Our understanding of current and iconic house music and techno soundscapes have deep and foundational roots in Black culture. The queer and Black dance scenes blossoming out of the 70’s disco movement laid down the building blocks for our experience today. New age electronic music would not be what it is today without it’s 1970’s and 1980’s pioneers in disco, house, and hip-hop.
When you’re listening to the current realm of house, you’re listening to the groundwork laid by the first great Black DJs, producers and musicians. When you’re listening to Nikki Nair or Ross from Friends, you’re calling on the foundations of Lil Louis and Larry Sherman. As you’re listening to Mall Grab or DJ BORING, you’re drawing from the disco roots of Donna Summers and Patti Labelle.
We owe much of our modern dance music experience to the Black musical geniuses that first enlightened the world to the power and complexities of sound in the 1970’s and 1980’s.
The Fall Of Disco, And The Rise of The Ware-‘House’ Soundscape
The early dance club days in large cities like New York and Chicago were a movement of inclusiveness. ‘Four on the Floor’ disco beats were filling clubs and uniting Black and queer communities through music and dance. Following the Stonewall Rebellion in 1969, gay disco dance clubs became a place of refuge. A place for love, expression and togetherness. A place for soul and funk, movement and unification.
During the early 1970’s disco was booming. But, with the steep rise and circulation of disco, came its eventual downturn. Some might refer to the late 70’s music scene as the fall of disco, calling on events like Disco Demolition night and the ‘Disco Sucks’ idiom. Disco quickly lost momentum, becoming outworn and out of fashion. This turn in the architectural history of music transformed the Black and queer disco scene, into an iconic Warehouse soundscape revolution.
The Pioneers Of House and Techno
While the realm of disco may have been declining, this era was more of a complex auditory evolution.
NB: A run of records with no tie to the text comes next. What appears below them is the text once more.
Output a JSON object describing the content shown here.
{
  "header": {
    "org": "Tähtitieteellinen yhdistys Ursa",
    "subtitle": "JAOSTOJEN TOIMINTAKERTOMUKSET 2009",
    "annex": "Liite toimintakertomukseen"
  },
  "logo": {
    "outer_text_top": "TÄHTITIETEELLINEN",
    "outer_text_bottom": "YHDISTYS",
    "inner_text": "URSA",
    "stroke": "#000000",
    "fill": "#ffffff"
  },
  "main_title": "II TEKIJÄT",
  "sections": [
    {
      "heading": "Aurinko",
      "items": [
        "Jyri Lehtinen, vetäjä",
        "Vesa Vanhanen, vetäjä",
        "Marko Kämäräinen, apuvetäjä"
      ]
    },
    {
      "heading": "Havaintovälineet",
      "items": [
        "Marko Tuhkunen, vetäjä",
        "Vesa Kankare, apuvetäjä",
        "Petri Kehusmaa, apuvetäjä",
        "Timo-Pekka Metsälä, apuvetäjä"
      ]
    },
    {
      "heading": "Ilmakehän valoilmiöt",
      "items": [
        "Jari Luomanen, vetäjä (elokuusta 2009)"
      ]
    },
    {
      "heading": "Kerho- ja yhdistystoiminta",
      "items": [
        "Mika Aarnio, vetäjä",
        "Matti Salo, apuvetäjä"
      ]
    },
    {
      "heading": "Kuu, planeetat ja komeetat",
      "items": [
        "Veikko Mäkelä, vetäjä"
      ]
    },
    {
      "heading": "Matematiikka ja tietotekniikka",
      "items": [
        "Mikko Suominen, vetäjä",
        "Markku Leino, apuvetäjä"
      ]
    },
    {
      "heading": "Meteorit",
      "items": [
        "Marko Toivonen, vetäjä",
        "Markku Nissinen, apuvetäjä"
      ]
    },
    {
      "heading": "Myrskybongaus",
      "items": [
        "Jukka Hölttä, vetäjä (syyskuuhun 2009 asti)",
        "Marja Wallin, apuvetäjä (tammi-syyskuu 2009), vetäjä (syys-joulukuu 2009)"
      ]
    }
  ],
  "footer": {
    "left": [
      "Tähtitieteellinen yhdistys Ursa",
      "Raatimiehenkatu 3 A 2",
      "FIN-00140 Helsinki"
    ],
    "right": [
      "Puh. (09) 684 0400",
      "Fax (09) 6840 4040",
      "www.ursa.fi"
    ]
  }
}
We began to see raw and experimental underground house music. Originating from early icons like Larry Laven and Frankie Knuckles, house and techno was born.
Knuckles was the resident DJ at the popular Chicago Black gay club, The Warehouse, in the 1980’s. This Chicago club disco jockey helped coin the name ‘House’ music. Levan, was pioneering the Black house music scene in New York, at the queer club Paradise Garage.
New York, Chicago, Detroit, and other large metropolis cities, started becoming hubs for the new wave of Black House, Techno and Garage sounds. Right alongside Levan and Knuckles, designing the new age of dance music, were DJ’s like Jesse Saunders, Ron Hardy, and Steve ‘Silk’ Hurley.
Throwing together and exploring the depths of vinyl disco, jazz and hip-hop, these Black icons paved a path of auditory experimentation. Greats like Levan and Knuckles transformed the Black and queer dance scene into a raw and entrancing club experience.
Innovative exploration with beat-matching, drum machines, vocal edits, and other early DJ techniques set the Black house music scene apart from its disco roots. Overcoming the limitations of 1980’s DJ equipment, they engineered complex and avante-garde soundscapes, with roots in soul and disco.
Expansion Of The House Music Movement
As the house music scene was expanding, DJ technology was improving. As was experimentation with tempo, synthesizers, and raw, organic sound, blew up. DJs and producers were discovering new ways to layer, morph, remix, and edit. By the late 1980’s, new genres and subgenres of house music were sprouting up. You were starting to see scenes out of cities like New York and Detroit. Garage music, for example, stemming from Levan’s exploration of dub at New York’s Paradise Garage.
It wasn’t long before the innovations in the house music scene had an international reach. They quickly found adoption by European clubs and DJs. Early Chicago Warehouse disco vinyl experimentation, evolving and transforming into an elaborate web of electronic subgenres. Through globalization and advancing production technology, house music became a staple. Some might even say… mainstream.
Modern-Day House and Techno—Remembering The Roots
With that move into the mainstream realm, Black representation in the electronic music scene has declined. The house and dance music scene has been whitewashed, and there’s really no other way to put it. A realm of music, so deeply rooted in Black disco, jazz and soul, now dominated by white producers and DJs.
Recognizing the foundations upon which our modern electronic music experience is built, is now a part of our duty. Standing up for racial inequality and for diversity, in and out of the electronic music scene, is our duty. The queer and Black communities rallied together after the Stonewall Rebellion. Let’s do the same and make inclusion and love and appreciation of Black expression our duty.
To the Black disco queens, and to the architects of house music, and to every great Black musician that had a hand in laying the foundations of the modern music experience, we thank you.